Louis wasn't sure if the adverts were meant to be some sort of ironic joke. In fact, living in Melbourne was making him lose track of what the word meant. He scanned the bar and saw nothing but young, arrogant university students, all deeply engaged in staring silently at the decidedly average jazz band that was playing, their faces conveying a kind of complex understanding and approval.
Six years ago St Lizzy's had been his bar. He would come here after his classes had finished, flanked by five or six of his mates from university, and they would drink and watch the bands play. The place had been louder then, and livelier. It was tempting to think that back then the bar had attracted a different kind of customer, one that was less interested in their image, but in truth it had always been more or less the same. From Louis' generation to the next, and probably the next few to come, a jazz bar had never been somewhere that people came to just have a good time. You wanted to have fun, sure, but you wanted to be seen to be having the right kind of fun. An intellectual kind of fun.
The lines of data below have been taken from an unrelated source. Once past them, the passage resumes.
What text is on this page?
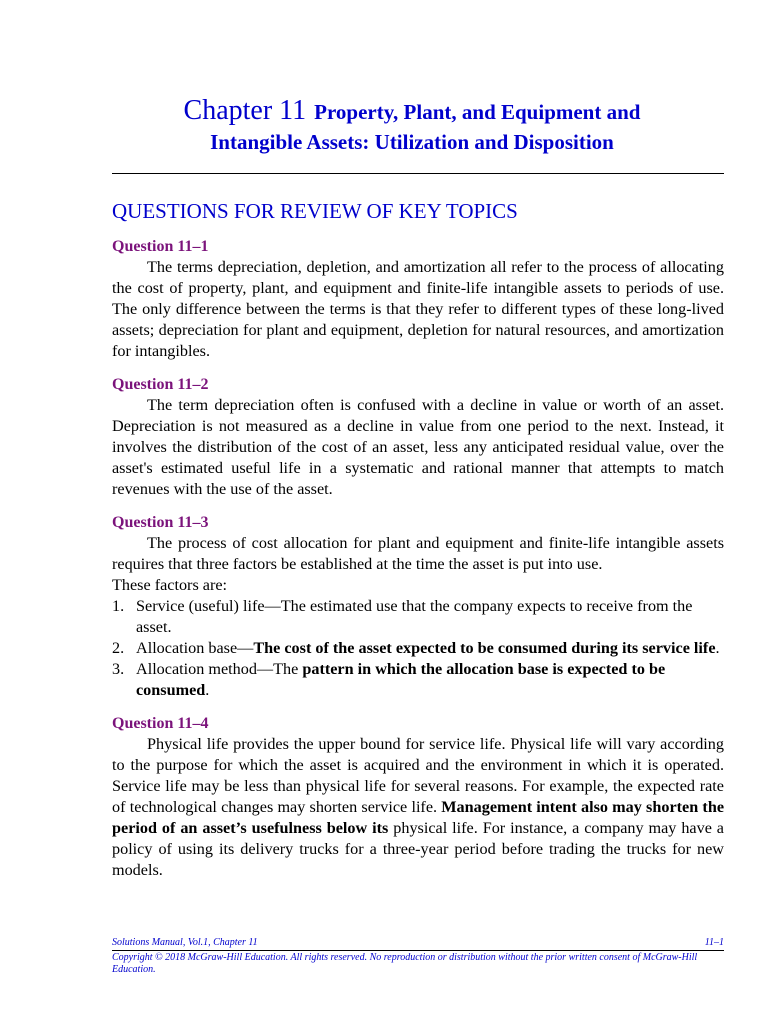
Chapter 11 Property, Plant, and Equipment and
Intangible Assets: Utilization and Disposition
QUESTIONS FOR REVIEW OF KEY TOPICS

Question 11–1

The terms depreciation, depletion, and amortization all refer to the process of allocating the cost of property, plant, and equipment and finite-life intangible assets to periods of use. The only difference between the terms is that they refer to different types of these long-lived assets; depreciation for plant and equipment, depletion for natural resources, and amortization for intangibles.

Question 11–2

The term depreciation often is confused with a decline in value or worth of an asset. Depreciation is not measured as a decline in value from one period to the next. Instead, it involves the distribution of the cost of an asset, less any anticipated residual value, over the asset's estimated useful life in a systematic and rational manner that attempts to match revenues with the use of the asset.

Question 11–3

The process of cost allocation for plant and equipment and finite-life intangible assets requires that three factors be established at the time the asset is put into use.

These factors are:

1. Service (useful) life—The estimated use that the company expects to receive from the asset.
2. Allocation base—The cost of the asset expected to be consumed during its service life.
3. Allocation method—The pattern in which the allocation base is expected to be consumed.

Question 11–4

Physical life provides the upper bound for service life. Physical life will vary according to the purpose for which the asset is acquired and the environment in which it is operated. Service life may be less than physical life for several reasons. For example, the expected rate of technological changes may shorten service life. Management intent also may shorten the period of an asset’s usefulness below its physical life. For instance, a company may have a policy of using its delivery trucks for a three-year period before trading the trucks for new models.

Solutions Manual, Vol.1, Chapter 11	11–1
Copyright © 2018 McGraw-Hill Education. All rights reserved. No reproduction or distribution without the prior written consent of McGraw-Hill Education.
Louis couldn't help but wonder who he was trying to impress now.
He slid off his stool and walked across the room to the toilets, throwing his shoulder into the heavy wooden door to push it open. The bright, fluorescent lights inside made him blink, and as the room came back into focus he saw himself in the mirror.
“Fuck me,” he muttered to himself. He was twenty eight years old, with a short brown beard and a hairline that crept further from his face every time he looked. Crows feet had formed next to his watery blue eyes, and the bags underneath them seemed to have become permanent. Looking at himself, Louis could swear he was becoming shorter as well. Maybe he just carried himself differently these days.
He turned and walked to the urinal, the one in the corner, farthest from the door. The last thing he wanted was some smug prick in a beret coming in and comparing cocks with him.